You seem to be saying that while we are trying to make a decision about H1 by the only means available to us i.e. rejecting H0 if the probability of what we observe is low under H0, that a test which produces a lower p than another test isn't necessarily a better test. The lower p the more likely we are to reject H0 when H1 is true (and p does not depend on any of the conditions that pertain when H1 is true) and the probability that we do so is, AFAIK (I'm no statistician for sure), the definition of the 'statistical power' of the test. The two stage test is more powerful than the triangle alone test.
People who guessed correctly simply by luck can't tell the difference. I don't see the point of asking such people about preference, as the preference is just as random.
That's really not a flaw of the technique but rather a feature of it. Yes some unqualified votes (guesses) come in but 2/3 of them are eliminated. Compare to just asking panelists to pick the better beer. 0% of the guessers are eliminated in that case. The power of the two stage triangle test derives from this very feature.
When one does that, the preference data is contaminated by guessing. Like trying to see something through fog.
So let's turn down the contamination level by presenting quadruplets of cups with 3 beers the same and 1 different. In that case only 1/4 of guessers qualify, p(40,18,11) = 0.09% and the test is seen to be even more powerful.
I'd feel better about the panels--and those who "qualified"--if they could reproduce their choice repeatedly.
As I mentioned in a previous post adding the preference part is really asking the panelists to distinguish the beers again by choosing which has less diacetyl than the other. This is sort of similar to multiple runs.
That would tell me they truly were qualified, and not qualified purely on the basis of a lucky guess.
Depending on the nature of the investigation qualification by guessing may be exactly what you are looking for. If you want to see if your market is insensitive to diacetyl creep then you want to see if they have to guess when beings asked to distinguish (or, more important, prefer) beers lower in diacetyl. Keep in mind that to pick one out of three correctly there must be both a discernable difference AND the panelist must be able to detect it. If both those conditions are not met then every panelist must guess (the instructions require him to). These tests are a test of the panel and the beer.

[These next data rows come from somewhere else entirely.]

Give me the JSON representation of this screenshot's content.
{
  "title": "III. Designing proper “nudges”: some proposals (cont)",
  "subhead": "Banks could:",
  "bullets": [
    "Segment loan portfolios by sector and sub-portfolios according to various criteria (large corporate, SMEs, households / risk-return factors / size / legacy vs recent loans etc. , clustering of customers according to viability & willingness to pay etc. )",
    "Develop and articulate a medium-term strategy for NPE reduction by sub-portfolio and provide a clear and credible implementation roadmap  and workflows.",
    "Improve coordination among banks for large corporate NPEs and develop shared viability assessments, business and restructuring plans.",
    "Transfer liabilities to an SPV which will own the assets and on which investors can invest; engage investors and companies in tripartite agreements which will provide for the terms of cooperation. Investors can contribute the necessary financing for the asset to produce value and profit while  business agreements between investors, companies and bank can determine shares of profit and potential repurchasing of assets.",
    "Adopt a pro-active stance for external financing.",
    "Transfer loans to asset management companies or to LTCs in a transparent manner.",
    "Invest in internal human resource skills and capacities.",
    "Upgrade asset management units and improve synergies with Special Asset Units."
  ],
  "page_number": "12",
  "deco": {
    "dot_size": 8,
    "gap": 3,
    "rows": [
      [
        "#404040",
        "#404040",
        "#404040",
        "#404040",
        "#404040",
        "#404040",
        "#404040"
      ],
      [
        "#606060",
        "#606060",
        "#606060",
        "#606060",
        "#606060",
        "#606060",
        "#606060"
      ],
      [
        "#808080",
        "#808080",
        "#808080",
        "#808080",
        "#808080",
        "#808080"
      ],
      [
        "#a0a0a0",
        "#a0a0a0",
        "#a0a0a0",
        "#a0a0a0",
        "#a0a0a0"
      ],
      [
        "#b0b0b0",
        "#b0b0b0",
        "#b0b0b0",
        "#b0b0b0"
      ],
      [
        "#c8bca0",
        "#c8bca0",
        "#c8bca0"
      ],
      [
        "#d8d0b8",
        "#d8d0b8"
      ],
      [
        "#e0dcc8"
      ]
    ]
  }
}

I keep saying that.
But where we are, as in the example of this post, investigating something specific we want to qualify our panel by presenting it standard samples for two part triangle testing.
One of my areas of interest/expertise is measurement (though it's in the social science world, not the biological/chemical world). Measures--instruments--need to be valid but to be valid they also must be reliable. I have no indication in any of this that the guessers--who are providing "preference" data--are doing anything in that realm except guessing.

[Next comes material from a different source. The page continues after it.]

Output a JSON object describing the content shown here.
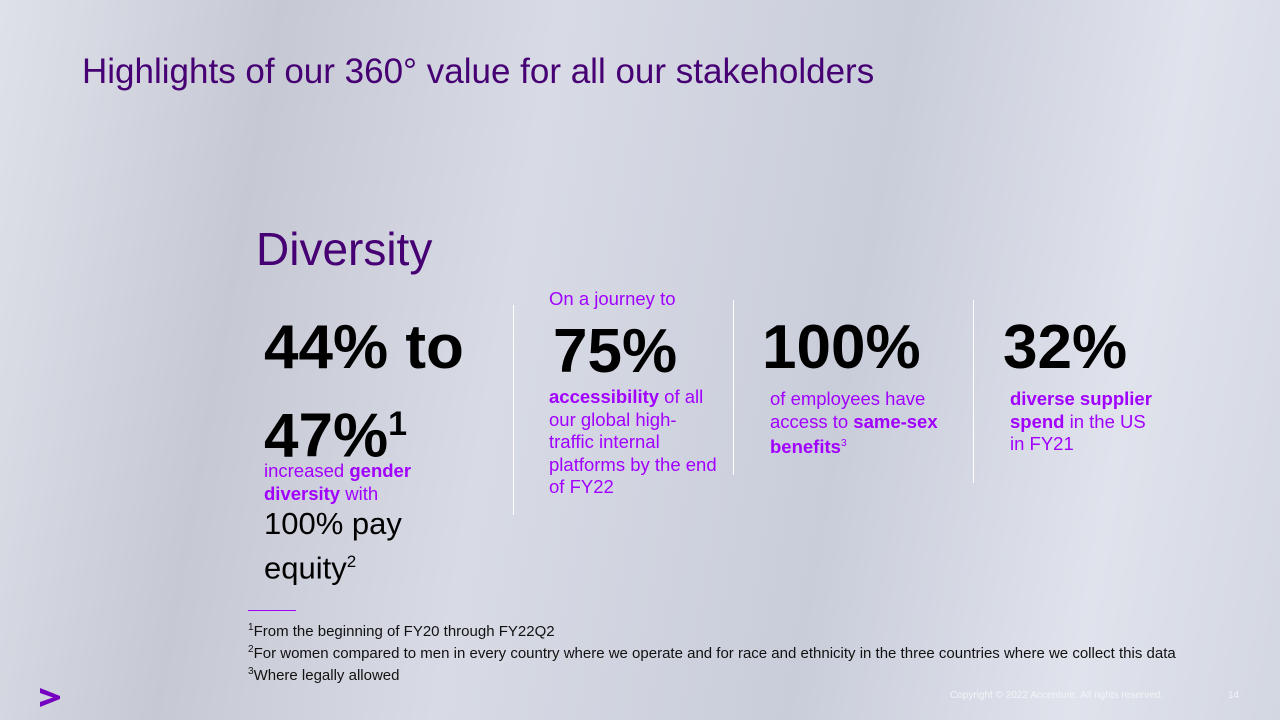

As noted even the 'best' panelists have to guess when the beers are indistinguishable and that's exactly what we want them to do. As I said above guessing is an important feature of this test - not a flaw.

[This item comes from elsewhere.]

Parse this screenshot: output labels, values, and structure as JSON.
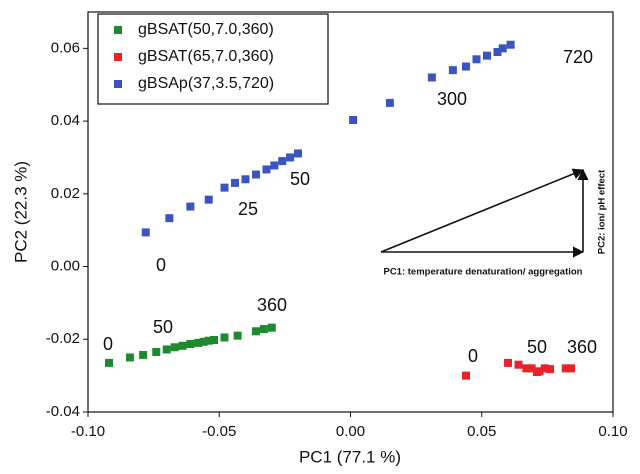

And to a guy in my field, "guessing" is the antithesis of reliability. Without reliability you cannot have validity--and it's very hard for me to see either here.
I've explained it as clearly as I can and if you can't see it then I would, depending on your level of interest, suggest pushing some numbers around or even doing a Monte Carlo or two if you are so inclined. The main disconnect here is that you are arguing that a statistical test, even though more powerful than another, is less valid than the other. That can only mean that could lead us to take the wrong action which, in this case, would imply that asking our hypothetical brewer using the more powerful test to decide against using the low valine malt even though it does improve (defining improve as reduction in diacetyl). I don't see how that could possibly happen.